Name: Java Daily Coding Problem #007
Rating: 1.1 (6727 reviews)
Author: awwsmm

Daily Coding Problem is a website which will send you a programming challenge to your inbox every day. I want to show beginners how to solve some of these problems using Java, so this will be an ongoing series of my solutions. Feel free to pick them apart in the comments!

Problem

Given the mapping a = 1, b = 2, ... z = 26, and an encoded message, count the number of ways it can be decoded.

For example, the message '111' would give 3, since it could be decoded as 'aaa', 'ka', and 'ak'.

You can assume that the messages are decodable. For example, '001' is not allowed.

Strategy

Spoilers! Don't look below unless you want to see my solution!

This problem involves us building a binary tree of all possible solutions, then counting the leaves of that tree.
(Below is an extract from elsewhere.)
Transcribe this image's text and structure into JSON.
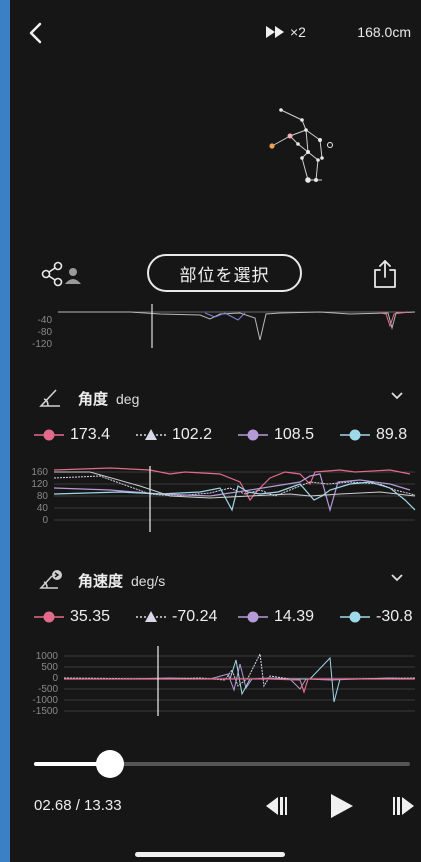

For instance, it we're given the message 11212, our tree might look like:

start ------------  1 --------  1 ------  2 ----  1 -- 2
      \               \           \         \
       \               \           \         `-- 12
        \               \           \
         \               \           `-- 21 ----  2
          \               \
           \               `-- 12 ------  1 ----  2
            \                     \
             \                     `---- 12
              \
               `-- 11 --------  2 ------  1 ----  2
                      \           \
                       \           `---- 12
                        \
                         `---- 21 ------  2

I say a binary tree because there are only 26 letters in the alphabet, so we are only interested in a subset of the 1- and 2-digit integers. This means that -- at any given point within a message -- either the next character and/or the next two characters are a legal encoding of a letter. So each node of the tree can have at most two children.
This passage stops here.